A former first minister has called for the creation of a second chamber at Holyrood as an "official check" on the Scottish Parliament.

Jack McConnell, Scotland's first minister from 2001 to 2007, wants the new chamber to take the form of a Consultative Assembly.

He stressed it would not have a legislative function but would provide more accountability and give councils more say.

In an interview with The Herald newspaper, the Labour peer said there should be a national debate on setting up the assembly.

He said: "You could have one representative for each of the local authorities, maybe two for each city.

"You could have a select number of representatives of business and, similarly, the voluntary sector.

"I would have a role for the local authorities at the centre. They have been disempowered for the last 20 years. There is a need to revitalise, re-energise their voice.

"We would not create a new set of politicians," Lord McConnell added. "The Scottish Parliament would be legislatively bound to listen to them.

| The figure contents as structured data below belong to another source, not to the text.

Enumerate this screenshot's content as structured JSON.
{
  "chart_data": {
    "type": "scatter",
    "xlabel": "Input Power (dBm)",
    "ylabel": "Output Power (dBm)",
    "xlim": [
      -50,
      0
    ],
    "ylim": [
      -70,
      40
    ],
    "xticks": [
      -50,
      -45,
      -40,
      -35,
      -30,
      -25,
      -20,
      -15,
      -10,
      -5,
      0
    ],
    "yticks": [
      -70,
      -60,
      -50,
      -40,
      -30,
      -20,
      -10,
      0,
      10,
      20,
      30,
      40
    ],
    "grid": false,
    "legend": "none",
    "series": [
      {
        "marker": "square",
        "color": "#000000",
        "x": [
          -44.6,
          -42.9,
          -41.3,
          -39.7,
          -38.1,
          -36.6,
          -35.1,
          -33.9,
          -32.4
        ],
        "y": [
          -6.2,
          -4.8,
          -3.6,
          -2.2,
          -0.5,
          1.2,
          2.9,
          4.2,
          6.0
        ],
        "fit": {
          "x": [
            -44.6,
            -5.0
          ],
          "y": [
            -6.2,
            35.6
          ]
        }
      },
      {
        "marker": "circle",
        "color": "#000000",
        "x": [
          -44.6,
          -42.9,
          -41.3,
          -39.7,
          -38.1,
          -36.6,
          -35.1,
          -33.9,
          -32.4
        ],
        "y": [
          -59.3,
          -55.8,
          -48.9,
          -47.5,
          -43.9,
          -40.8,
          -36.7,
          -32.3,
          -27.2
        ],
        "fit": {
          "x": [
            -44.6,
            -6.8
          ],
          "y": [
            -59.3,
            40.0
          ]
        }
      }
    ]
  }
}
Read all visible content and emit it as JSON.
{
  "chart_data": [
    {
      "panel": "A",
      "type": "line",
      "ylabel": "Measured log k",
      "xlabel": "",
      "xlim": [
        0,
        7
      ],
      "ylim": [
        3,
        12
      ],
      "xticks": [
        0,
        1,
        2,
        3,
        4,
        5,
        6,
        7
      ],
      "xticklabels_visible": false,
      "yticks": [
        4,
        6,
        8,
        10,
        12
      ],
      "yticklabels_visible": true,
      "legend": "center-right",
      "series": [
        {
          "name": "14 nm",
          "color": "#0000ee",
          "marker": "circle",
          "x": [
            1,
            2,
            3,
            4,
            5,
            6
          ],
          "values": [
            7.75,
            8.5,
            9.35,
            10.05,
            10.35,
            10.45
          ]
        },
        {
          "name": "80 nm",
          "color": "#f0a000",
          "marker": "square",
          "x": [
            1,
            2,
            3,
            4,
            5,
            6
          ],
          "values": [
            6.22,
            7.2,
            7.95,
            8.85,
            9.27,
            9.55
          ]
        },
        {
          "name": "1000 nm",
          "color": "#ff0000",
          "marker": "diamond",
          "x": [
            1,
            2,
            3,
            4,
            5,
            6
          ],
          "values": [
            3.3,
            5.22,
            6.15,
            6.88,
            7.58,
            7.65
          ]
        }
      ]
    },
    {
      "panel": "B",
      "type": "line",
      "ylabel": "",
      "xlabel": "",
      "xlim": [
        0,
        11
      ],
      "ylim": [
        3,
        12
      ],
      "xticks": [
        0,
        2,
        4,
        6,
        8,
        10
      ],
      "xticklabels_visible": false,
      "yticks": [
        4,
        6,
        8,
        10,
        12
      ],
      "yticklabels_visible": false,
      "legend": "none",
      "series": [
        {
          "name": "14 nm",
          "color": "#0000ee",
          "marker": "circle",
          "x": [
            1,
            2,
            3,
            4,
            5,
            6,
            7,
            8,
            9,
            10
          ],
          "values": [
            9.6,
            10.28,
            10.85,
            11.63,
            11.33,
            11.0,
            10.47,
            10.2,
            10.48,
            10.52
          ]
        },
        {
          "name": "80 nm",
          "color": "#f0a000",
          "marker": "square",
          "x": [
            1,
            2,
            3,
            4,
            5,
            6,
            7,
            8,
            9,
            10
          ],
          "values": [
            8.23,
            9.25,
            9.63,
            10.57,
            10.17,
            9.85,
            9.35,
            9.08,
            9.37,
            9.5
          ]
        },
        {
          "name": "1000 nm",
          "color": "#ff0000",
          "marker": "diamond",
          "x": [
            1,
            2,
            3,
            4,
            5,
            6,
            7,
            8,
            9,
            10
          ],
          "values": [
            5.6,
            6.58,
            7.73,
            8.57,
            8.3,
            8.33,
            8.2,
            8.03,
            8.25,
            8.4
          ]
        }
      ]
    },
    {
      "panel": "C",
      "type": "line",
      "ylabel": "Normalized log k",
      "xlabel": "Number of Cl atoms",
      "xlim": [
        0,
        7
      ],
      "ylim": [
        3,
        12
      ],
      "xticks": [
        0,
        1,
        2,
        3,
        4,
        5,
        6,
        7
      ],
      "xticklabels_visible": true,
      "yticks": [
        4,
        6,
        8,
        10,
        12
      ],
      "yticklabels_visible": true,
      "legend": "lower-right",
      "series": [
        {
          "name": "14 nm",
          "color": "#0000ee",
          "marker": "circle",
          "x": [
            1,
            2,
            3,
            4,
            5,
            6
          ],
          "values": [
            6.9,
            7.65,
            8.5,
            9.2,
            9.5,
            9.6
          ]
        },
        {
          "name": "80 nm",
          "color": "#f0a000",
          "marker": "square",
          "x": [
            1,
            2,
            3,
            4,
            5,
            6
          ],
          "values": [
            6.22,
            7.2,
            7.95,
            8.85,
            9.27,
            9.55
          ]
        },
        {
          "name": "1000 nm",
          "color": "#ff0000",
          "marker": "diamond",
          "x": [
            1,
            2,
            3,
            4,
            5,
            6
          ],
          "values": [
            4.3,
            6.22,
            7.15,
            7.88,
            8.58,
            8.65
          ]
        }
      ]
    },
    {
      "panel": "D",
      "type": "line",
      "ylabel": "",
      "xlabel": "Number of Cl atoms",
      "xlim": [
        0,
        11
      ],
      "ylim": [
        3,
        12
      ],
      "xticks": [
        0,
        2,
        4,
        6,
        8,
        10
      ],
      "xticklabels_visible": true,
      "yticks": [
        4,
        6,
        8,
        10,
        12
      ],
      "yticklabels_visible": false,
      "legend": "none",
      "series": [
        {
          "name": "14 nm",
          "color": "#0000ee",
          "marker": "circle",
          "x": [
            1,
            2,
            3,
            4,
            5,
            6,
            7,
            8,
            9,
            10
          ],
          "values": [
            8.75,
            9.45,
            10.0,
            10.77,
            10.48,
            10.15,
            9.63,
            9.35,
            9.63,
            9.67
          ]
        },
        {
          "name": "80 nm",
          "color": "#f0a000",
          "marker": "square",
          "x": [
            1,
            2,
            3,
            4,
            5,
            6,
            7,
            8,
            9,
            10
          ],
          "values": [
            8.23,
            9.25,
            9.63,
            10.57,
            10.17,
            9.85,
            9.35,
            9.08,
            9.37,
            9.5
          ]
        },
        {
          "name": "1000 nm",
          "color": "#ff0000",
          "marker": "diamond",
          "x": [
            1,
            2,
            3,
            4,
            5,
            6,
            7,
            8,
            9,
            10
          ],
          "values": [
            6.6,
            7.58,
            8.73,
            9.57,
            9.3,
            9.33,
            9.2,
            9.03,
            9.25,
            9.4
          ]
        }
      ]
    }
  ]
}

"It would act as an official check on the work of Holyrood."

He said the assembly would sit part-time and meet to discuss big issues such as the Scottish budget or key legislation.

Membership would be limited to under 100 and an allowance could be paid for attendance.

Lord McConnell said the extra level of scrutiny is needed to deal with "a gap in terms of accountability and engagement 20 years on from the creation of the Scottish Parliament".